Launched in 2003, Southern Company's Power of Flight program strives to restore and revive the populations and habitats of southern birds through habitat restoration and environmental education. The program is the largest public/private funding effort for bird conservation in the south United States.
Southern Company has awarded $3.4 million to 85 Power of Flight projects. Combined with $4 million in partner matching funds and $14.3 million in grantee matching funds, this has resulted in a total investment of over $21.8 million to benefit more than 476,000 acres of southern bird habitat and to protect and restore many iconic bird species such as the whooping crane.
In addition to Operation Migration, which received a continuing grant in 2013, the Power of Flight program also funded seven new grants in 2015, awarded to the following organizations:
Through the Gulf Coast Conservation Grants Program:
- Alabama Wildlife Federation will use capacity building, expanded partnerships, technical assistance and outreach to increase landowner engagement and on-the-ground stewardship implementation on private lands in Alabama Gulf Coast counties to expand habitats for shorebirds, waterbirds and waterfowl, as well as terrestrial birds and wildlife.
- Conservian will continue to work with partners at sites in Alabama and Mississippi to monitor and restore beach-nesting bird populations and habitats. The project will use standardized monitoring methods and best management practices and will supervise local volunteer site stewards to implement comprehensive shorebird management.
- Manomet Center for Conservation Sciences will create a Florida shorebird recovery business plan built upon the work of the Atlantic Flyway Shorebird Conservation Business Strategy and the American Oystercatcher Recovery Business Plan. The project will strive to recover four imperiled species in the state: the American oystercatcher, snowy plover, black skimmer and least tern.
- The Nature Conservancy will support two new conservation corps and a veterans conservation corps pilot demonstration to undertake projects that restore and protect natural resources. The project will improve long-term habitat health for native plants and animals and train young people to participate in the expanding Gulf restoration.

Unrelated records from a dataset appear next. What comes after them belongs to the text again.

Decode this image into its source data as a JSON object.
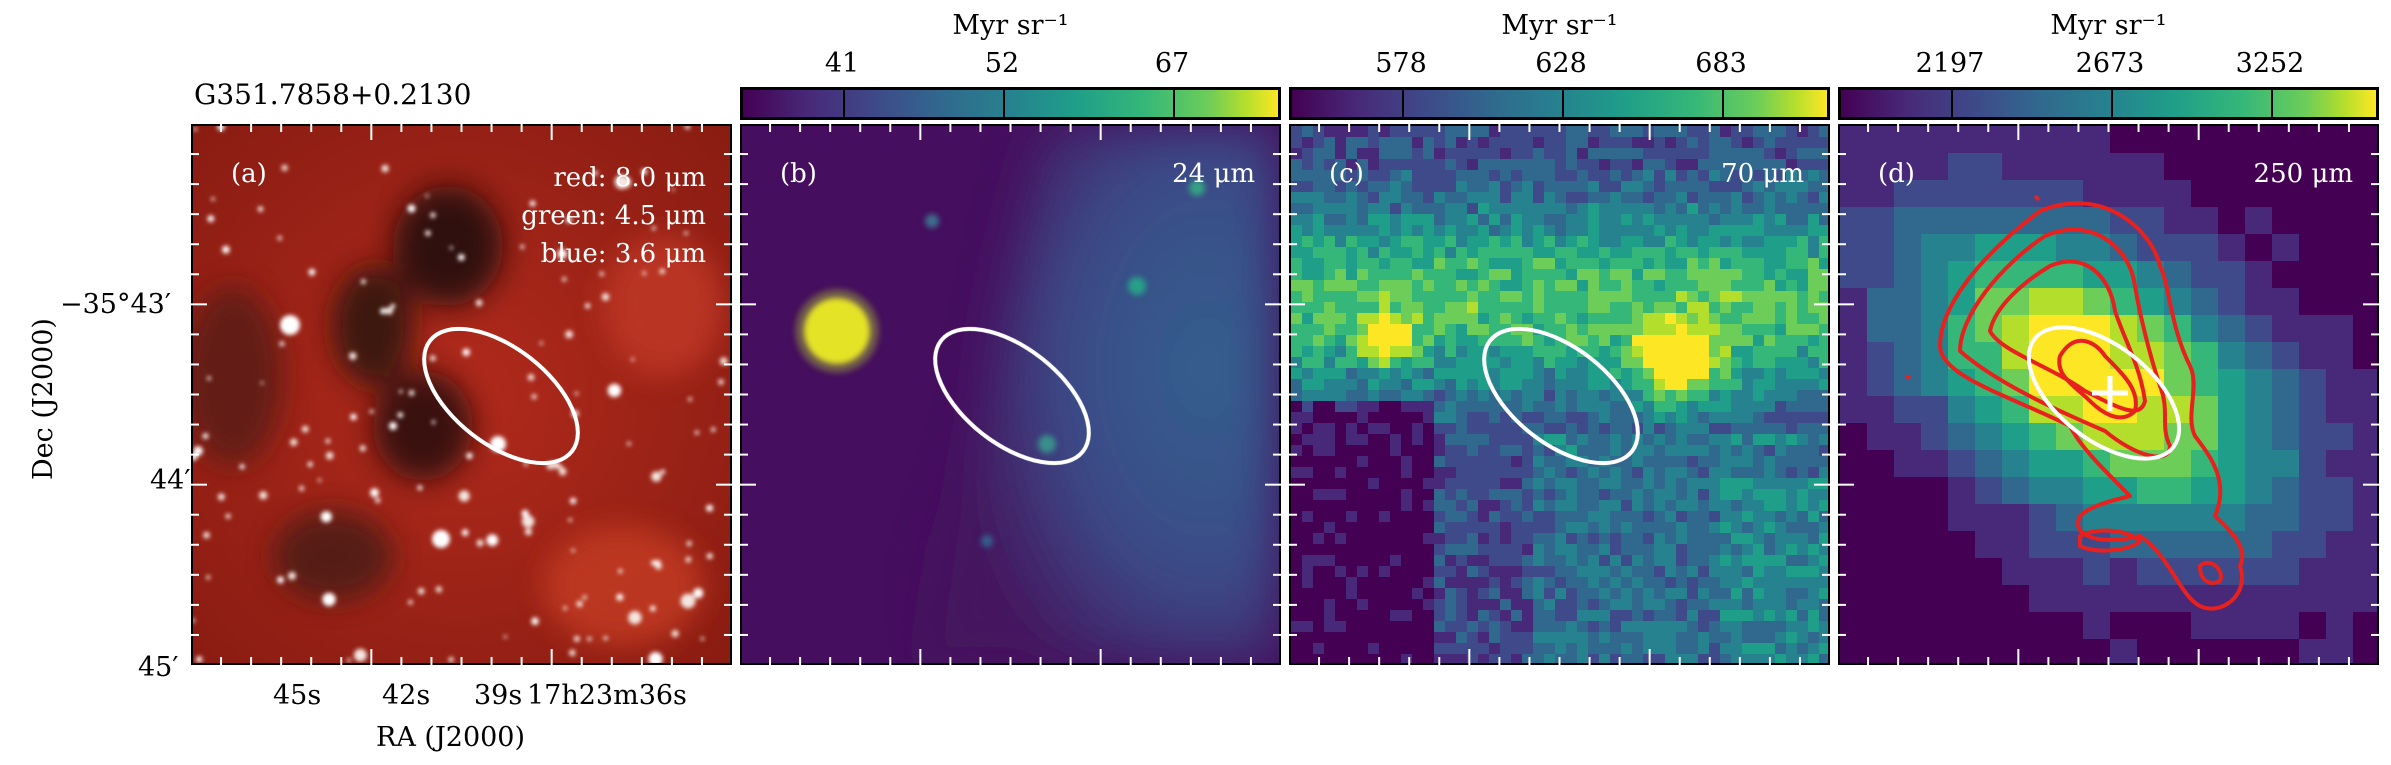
{
  "panel_a": {
    "source_name": "G351.7858+0.2130",
    "label": "(a)",
    "legend_red": "red: 8.0 μm",
    "legend_green": "green: 4.5 μm",
    "legend_blue": "blue: 3.6 μm",
    "ylabel": "Dec (J2000)",
    "xlabel": "RA (J2000)",
    "dec_ticks": [
      "−35°43′",
      "44′",
      "45′"
    ],
    "ra_ticks": [
      "45s",
      "42s",
      "39s",
      "17h23m36s"
    ]
  },
  "panel_b": {
    "label": "(b)",
    "wavelength": "24 μm",
    "cbar_unit": "Myr sr⁻¹",
    "cbar_ticks": [
      "41",
      "52",
      "67"
    ]
  },
  "panel_c": {
    "label": "(c)",
    "wavelength": "70 μm",
    "cbar_unit": "Myr sr⁻¹",
    "cbar_ticks": [
      "578",
      "628",
      "683"
    ]
  },
  "panel_d": {
    "label": "(d)",
    "wavelength": "250 μm",
    "cbar_unit": "Myr sr⁻¹",
    "cbar_ticks": [
      "2197",
      "2673",
      "3252"
    ]
  },
  "colors": {
    "ellipse": "#ffffff",
    "contours": "#e8201e",
    "colormap": "viridis"
  }
}
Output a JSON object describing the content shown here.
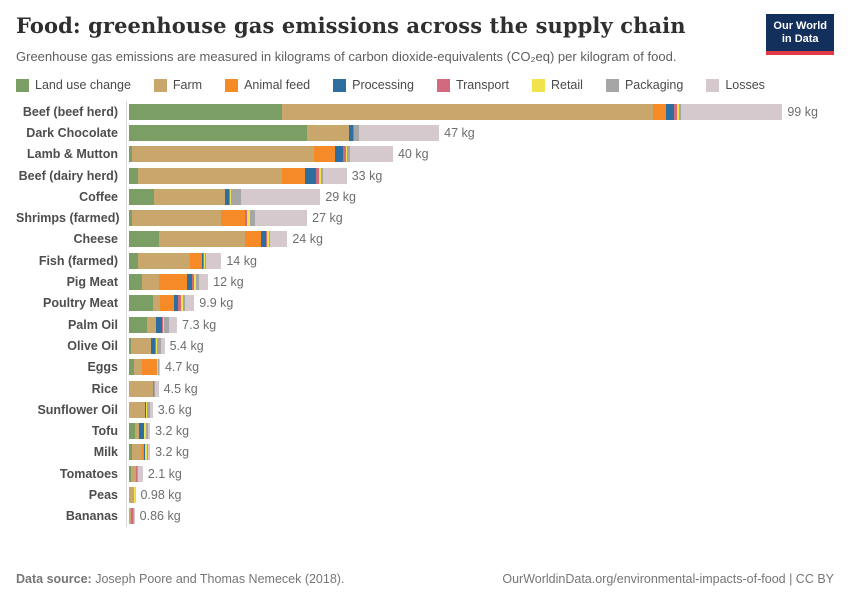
{
  "header": {
    "title": "Food: greenhouse gas emissions across the supply chain",
    "subtitle": "Greenhouse gas emissions are measured in kilograms of carbon dioxide-equivalents (CO₂eq) per kilogram of food.",
    "logo_line1": "Our World",
    "logo_line2": "in Data"
  },
  "legend": [
    {
      "label": "Land use change",
      "color": "#7a9e64"
    },
    {
      "label": "Farm",
      "color": "#c8a66c"
    },
    {
      "label": "Animal feed",
      "color": "#f58a27"
    },
    {
      "label": "Processing",
      "color": "#2e6e9e"
    },
    {
      "label": "Transport",
      "color": "#d2697c"
    },
    {
      "label": "Retail",
      "color": "#f1e34c"
    },
    {
      "label": "Packaging",
      "color": "#a6a6a6"
    },
    {
      "label": "Losses",
      "color": "#d5c9cd"
    }
  ],
  "chart_data": {
    "type": "bar",
    "stacked": true,
    "orientation": "horizontal",
    "grid": false,
    "legend_position": "top",
    "unit": "kg CO₂eq per kilogram of food",
    "xlim": [
      0,
      100
    ],
    "categories": [
      "Beef (beef herd)",
      "Dark Chocolate",
      "Lamb & Mutton",
      "Beef (dairy herd)",
      "Coffee",
      "Shrimps (farmed)",
      "Cheese",
      "Fish (farmed)",
      "Pig Meat",
      "Poultry Meat",
      "Palm Oil",
      "Olive Oil",
      "Eggs",
      "Rice",
      "Sunflower Oil",
      "Tofu",
      "Milk",
      "Tomatoes",
      "Peas",
      "Bananas"
    ],
    "totals": [
      99,
      47,
      40,
      33,
      29,
      27,
      24,
      14,
      12,
      9.9,
      7.3,
      5.4,
      4.7,
      4.5,
      3.6,
      3.2,
      3.2,
      2.1,
      0.98,
      0.86
    ],
    "totals_label": [
      "99 kg",
      "47 kg",
      "40 kg",
      "33 kg",
      "29 kg",
      "27 kg",
      "24 kg",
      "14 kg",
      "12 kg",
      "9.9 kg",
      "7.3 kg",
      "5.4 kg",
      "4.7 kg",
      "4.5 kg",
      "3.6 kg",
      "3.2 kg",
      "3.2 kg",
      "2.1 kg",
      "0.98 kg",
      "0.86 kg"
    ],
    "series": [
      {
        "name": "Land use change",
        "color": "#7a9e64",
        "values": [
          23.2,
          26.9,
          0.5,
          1.3,
          3.8,
          0.4,
          4.6,
          1.4,
          1.9,
          3.7,
          2.8,
          0.3,
          0.7,
          0,
          0.05,
          0.95,
          0.5,
          0.35,
          0,
          0
        ]
      },
      {
        "name": "Farm",
        "color": "#c8a66c",
        "values": [
          56.2,
          6.5,
          27.5,
          21.9,
          10.7,
          13.5,
          13.0,
          7.9,
          2.6,
          1.0,
          1.25,
          3.05,
          1.3,
          3.6,
          2.3,
          0.5,
          1.5,
          0.7,
          0.72,
          0.27
        ]
      },
      {
        "name": "Animal feed",
        "color": "#f58a27",
        "values": [
          1.9,
          0,
          3.25,
          3.5,
          0,
          3.7,
          2.4,
          1.8,
          4.3,
          2.1,
          0,
          0,
          2.2,
          0,
          0,
          0,
          0.25,
          0,
          0,
          0
        ]
      },
      {
        "name": "Processing",
        "color": "#2e6e9e",
        "values": [
          1.3,
          0.6,
          1.15,
          1.6,
          0.7,
          0,
          0.7,
          0.05,
          0.75,
          0.65,
          1.0,
          0.65,
          0,
          0.05,
          0.2,
          0.75,
          0.15,
          0.01,
          0,
          0.06
        ]
      },
      {
        "name": "Transport",
        "color": "#d2697c",
        "values": [
          0.5,
          0.1,
          0.45,
          0.5,
          0.15,
          0.3,
          0.15,
          0.25,
          0.3,
          0.4,
          0.15,
          0.15,
          0.1,
          0.1,
          0.1,
          0.15,
          0.1,
          0.18,
          0.09,
          0.3
        ]
      },
      {
        "name": "Retail",
        "color": "#f1e34c",
        "values": [
          0.25,
          0.05,
          0.25,
          0.25,
          0.05,
          0.45,
          0.35,
          0.1,
          0.25,
          0.3,
          0.05,
          0.05,
          0.05,
          0.05,
          0.05,
          0.25,
          0.25,
          0.02,
          0.04,
          0.02
        ]
      },
      {
        "name": "Packaging",
        "color": "#a6a6a6",
        "values": [
          0.35,
          0.7,
          0.35,
          0.35,
          1.5,
          0.75,
          0.2,
          0.15,
          0.45,
          0.4,
          0.75,
          0.6,
          0.15,
          0.1,
          0.55,
          0.25,
          0.1,
          0.15,
          0.04,
          0.07
        ]
      },
      {
        "name": "Losses",
        "color": "#d5c9cd",
        "values": [
          15.3,
          12.15,
          6.55,
          3.6,
          12.1,
          7.9,
          2.6,
          2.35,
          1.45,
          1.35,
          1.3,
          0.6,
          0.2,
          0.6,
          0.35,
          0.35,
          0.35,
          0.69,
          0.09,
          0.14
        ]
      }
    ]
  },
  "footer": {
    "source_label": "Data source:",
    "source_text": " Joseph Poore and Thomas Nemecek (2018).",
    "right_text": "OurWorldinData.org/environmental-impacts-of-food | CC BY"
  }
}
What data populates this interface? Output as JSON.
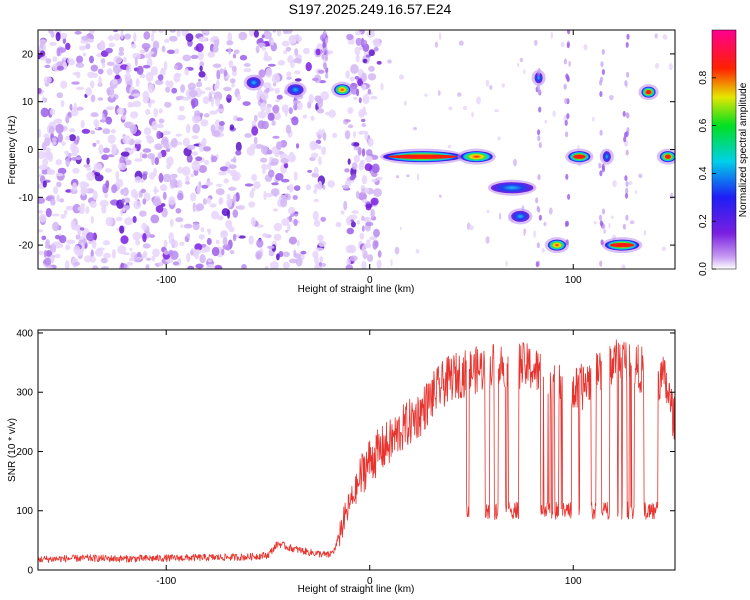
{
  "title": "S197.2025.249.16.57.E24",
  "colors": {
    "snr_line": "#e8332e",
    "axis": "#000000",
    "spectro_low": "#b98bf0",
    "spectro_mid": "#7a1fe0",
    "spectro_high": "#ff0000"
  },
  "chart_data": [
    {
      "type": "heatmap",
      "name": "spectrogram",
      "xlabel": "Height of straight line (km)",
      "ylabel": "Frequency (Hz)",
      "xlim": [
        -163,
        150
      ],
      "ylim": [
        -25,
        25
      ],
      "xticks": [
        -100,
        0,
        100
      ],
      "yticks": [
        -20,
        -10,
        0,
        10,
        20
      ],
      "colorbar": {
        "label": "Normalized spectral amplitude",
        "range": [
          0.0,
          1.0
        ],
        "ticks": [
          0.0,
          0.2,
          0.4,
          0.6,
          0.8
        ],
        "colormap": "rainbow (purple → blue → cyan → green → yellow → red → magenta)"
      },
      "background_noise_region": [
        -163,
        5
      ],
      "features": [
        {
          "x_start": -60,
          "x_end": -54,
          "y": 14,
          "peak": 0.45
        },
        {
          "x_start": -40,
          "x_end": -33,
          "y": 12.5,
          "peak": 0.3
        },
        {
          "x_start": -17,
          "x_end": -10,
          "y": 12.5,
          "peak": 0.55
        },
        {
          "x_start": 7,
          "x_end": 45,
          "y": -1.5,
          "peak": 0.95
        },
        {
          "x_start": 45,
          "x_end": 60,
          "y": -1.5,
          "peak": 0.6
        },
        {
          "x_start": 60,
          "x_end": 80,
          "y": -8,
          "peak": 0.3
        },
        {
          "x_start": 70,
          "x_end": 78,
          "y": -14,
          "peak": 0.35
        },
        {
          "x_start": 82,
          "x_end": 84,
          "y": 15,
          "peak": 0.25
        },
        {
          "x_start": 88,
          "x_end": 96,
          "y": -20,
          "peak": 0.7
        },
        {
          "x_start": 98,
          "x_end": 108,
          "y": -1.5,
          "peak": 0.8
        },
        {
          "x_start": 115,
          "x_end": 118,
          "y": -1.5,
          "peak": 0.3
        },
        {
          "x_start": 116,
          "x_end": 132,
          "y": -20,
          "peak": 0.9
        },
        {
          "x_start": 134,
          "x_end": 140,
          "y": 12,
          "peak": 0.85
        },
        {
          "x_start": 143,
          "x_end": 150,
          "y": -1.5,
          "peak": 0.85
        }
      ]
    },
    {
      "type": "line",
      "name": "snr",
      "xlabel": "Height of straight line (km)",
      "ylabel": "SNR (10 * v/v)",
      "xlim": [
        -163,
        150
      ],
      "ylim": [
        0,
        405
      ],
      "xticks": [
        -100,
        0,
        100
      ],
      "yticks": [
        0,
        100,
        200,
        300,
        400
      ],
      "series": [
        {
          "x": [
            -163,
            -140,
            -120,
            -100,
            -80,
            -60,
            -50,
            -45,
            -40,
            -30,
            -20,
            -17,
            -15,
            -12,
            -10,
            -8,
            -5,
            -3,
            0,
            3,
            5,
            8,
            10,
            15,
            20,
            25,
            30,
            35,
            40,
            45,
            50,
            55,
            60,
            65,
            70,
            75,
            80,
            85,
            90,
            95,
            100,
            105,
            110,
            115,
            120,
            125,
            130,
            135,
            140,
            145,
            150
          ],
          "values": [
            18,
            20,
            19,
            20,
            21,
            22,
            25,
            45,
            38,
            30,
            25,
            35,
            60,
            90,
            110,
            125,
            150,
            170,
            185,
            195,
            200,
            210,
            215,
            235,
            250,
            265,
            290,
            310,
            325,
            330,
            335,
            340,
            345,
            345,
            350,
            345,
            340,
            330,
            310,
            305,
            300,
            310,
            330,
            345,
            350,
            355,
            345,
            335,
            330,
            320,
            250
          ]
        }
      ],
      "low_state_value": 100,
      "dropouts_start_x": 47
    }
  ]
}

- State University of New York College of Environmental Science and Forestry will implement experimental vehicle speed reduction measures and provide shelters for snowy plover chicks in order to increase the population of beach-nesting birds on Gulf Islands National Seashore, which is currently limited by poor reproductive success related to predators and mortality from vehicular collisions.
Through the Longleaf Stewardship Fund:
- The Alabama Forest Resources Center and partners will continue habitat management benefitting the red-cockaded woodpecker (RCW) on Enon and Sehoy plantations and adjacent properties. Management through this project will help the RCWs maintain 30 or more self-sustaining groups.
- The Longleaf Alliance and partners will monitor approximately 110 groups of RCWs for breeding activity, band nestlings of successful breeding pairs and translocate approximately 30 subadults from the pool of successful fledglings on the Apalachicola National Forest (ANF) in Florida.